这只蚂蚁每一步会随机地向上或者向右走一格,直到它到达(x,y),求蚂蚁走过的期望步数。
对于10%的数据,n,m<=3
对于40%的数据,n,m<=10
对于100%的数据,n,m<=100
只会做40%的数据。把每一个格子看成一个点,点(x, y)的期望步数为0,其他暴力列方程高斯消元即可。
#include <iostream>
#include <cstdio>
#include <cstring>
#include <algorithm>
#define maxn 110
using namespace std;
double a[maxn][maxn];
void Gauss(int n){
for(int i = 1; i <= n; i ++){
for(int j = i; j <= n; j ++){
if(a[j][i]){
for(int k = i; k <= n+1; k ++)
swap(a[j][k], a[i][k]);
for(int k = i+1; k <= n+1; k ++)
a[i][k] /= a[i][i];
a[i][i] = 1;
break;
}
}
if(a[i][i] == 0)continue;
for(int j = 1; j <= n; j ++){
if(!a[j][i] || j == i)continue;
double t = a[j][i] / a[i][i];
for(int k = i; k <= n+1; k ++)
a[j][k] -= a[i][k] * t;
}
}
}
int n, m, x, y;
#define id(i, j) (i-1) * m + j
int main(){
freopen("ant.in", "r", stdin);
freopen("ant.out", "w", stdout);
scanf("%d%d%d%d", &n, &m, &x, &y);
x ++, y ++;
int N = n * m + 1, p;
for(int i = 1; i <= n; i ++){
for(int j = 1; j <= m; j ++){
int now = id(i, j);
a[now][now] = 1;
if(i == x && j == y)continue;
p = i+1; if(p == n+1) p = 1;
a[now][id(p, j)] = -0.5;
p = j+1; if(p == m+1) p = 1;
a[now][id(i, p)] = -0.5;
a[now][N] = 1;
}
}
Gauss(N-1);
printf("%.12lf\n", a[id(1, 1)][N]);
return 0;
}
对于n,m<=10的数据,高斯消元即可。
不妨考虑如何从(x,y)走回(0,0)。

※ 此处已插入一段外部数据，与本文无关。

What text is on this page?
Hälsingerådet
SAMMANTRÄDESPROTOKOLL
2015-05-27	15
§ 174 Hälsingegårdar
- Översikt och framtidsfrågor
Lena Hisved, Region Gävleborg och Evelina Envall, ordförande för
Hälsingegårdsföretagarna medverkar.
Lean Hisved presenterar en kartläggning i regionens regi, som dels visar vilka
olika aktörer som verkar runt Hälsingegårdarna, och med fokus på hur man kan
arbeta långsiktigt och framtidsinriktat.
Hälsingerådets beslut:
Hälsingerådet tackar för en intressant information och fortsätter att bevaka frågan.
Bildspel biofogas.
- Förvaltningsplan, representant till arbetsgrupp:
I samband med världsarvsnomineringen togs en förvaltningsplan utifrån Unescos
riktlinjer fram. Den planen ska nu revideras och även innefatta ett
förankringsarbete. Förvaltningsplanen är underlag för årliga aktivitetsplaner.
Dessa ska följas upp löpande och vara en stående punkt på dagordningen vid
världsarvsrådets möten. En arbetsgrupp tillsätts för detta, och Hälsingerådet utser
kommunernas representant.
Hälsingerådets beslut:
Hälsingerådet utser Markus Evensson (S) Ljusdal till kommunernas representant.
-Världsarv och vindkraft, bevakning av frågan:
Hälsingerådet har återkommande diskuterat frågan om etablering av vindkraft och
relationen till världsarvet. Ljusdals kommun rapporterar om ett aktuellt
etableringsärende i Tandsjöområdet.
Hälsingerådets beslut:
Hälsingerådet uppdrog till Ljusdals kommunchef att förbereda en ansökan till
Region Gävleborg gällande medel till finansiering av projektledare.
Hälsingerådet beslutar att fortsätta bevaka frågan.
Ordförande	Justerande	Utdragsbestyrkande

需要注意到,如果把(i,0),(0,i)一共n+m-1个格子当做未知数,那么剩下的格子就不可能走出环了,所以剩下的格子可以直接用n+m-1个未知数线性表示出来。所以未知数的个数就减少到了O(n+m),然后高斯消元即可
#include <bits/stdc++.h>
#define maxn 210
using namespace std;
int n, m, x, y;
double a[maxn][maxn];
void Gauss(int n){
for(int i = 1; i <= n; i ++){
for(int j = i; j <= n; j ++){
if(a[j][i]){
for(int k = i; k <= n+1; k ++)
swap(a[i][k], a[j][k]);
for(int k = i+1; k <= n+1; k ++)
a[i][k] /= a[i][i];
a[i][i] = 1;
break;
}
}
if(a[i][i] == 0)continue;
for(int j = 1; j <= n; j ++){
if (j == i)continue;
double t = a[j][i] / a[i][i];
for(int k = i; k <= n+1; k ++)
a[j][k] -= a[i][k] * t;
}
}
}
int id[maxn][maxn];
double K[101][101][maxn];
int main(){
freopen("ant.in", "r", stdin);
freopen("ant.out", "w", stdout);
scanf("%d%d%d%d", &n, &m, &x, &y);
int N = n + m - 1;
for(int i = 1; i < n; i ++)
K[i][0][i] = 1;
for(int i = 1; i < m; i ++)
K[0][i][i+n-1] = 1;
for(int i = 1; i < n; i ++)
for(int j = 1; j < m; j ++){
for(int k = 1; k <= N; k ++)
K[i][j][k] = 0.5 * (K[i-1][j][k] + K[i][j-1][k]);
K[i][j][N] ++;
}
for(int i = 1; i < n; i ++){
int u = i;
for(int k = 1; k < N; k ++)
a[u][k] = 0.5 * K[i][m-1][k];
a[u][N] = -1 - 0.5 * K[i][m-1][N];
if(i-1)a[u][u-1] += 0.5;
a[u][u] --;
}
for(int i = 1; i < m; i ++){
int u = i + n - 1;
for(int k = 1; k < N; k ++)
a[u][k] = 0.5 * K[n-1][i][k];
a[u][N] = - 1 - 0.5 * K[n-1][i][N];
if(i-1)a[u][u-1] += 0.5;
a[u][u] --;
}
Gauss(n + m - 2);
a[N][N] = 1;
double ret = 0;
for(int i = 1; i <= N; i ++)
ret += K[x][y][i] * a[i][N];
printf("%.15lf\n", ret);
return 0;
}
给时光以生命,而不是给生命以时光。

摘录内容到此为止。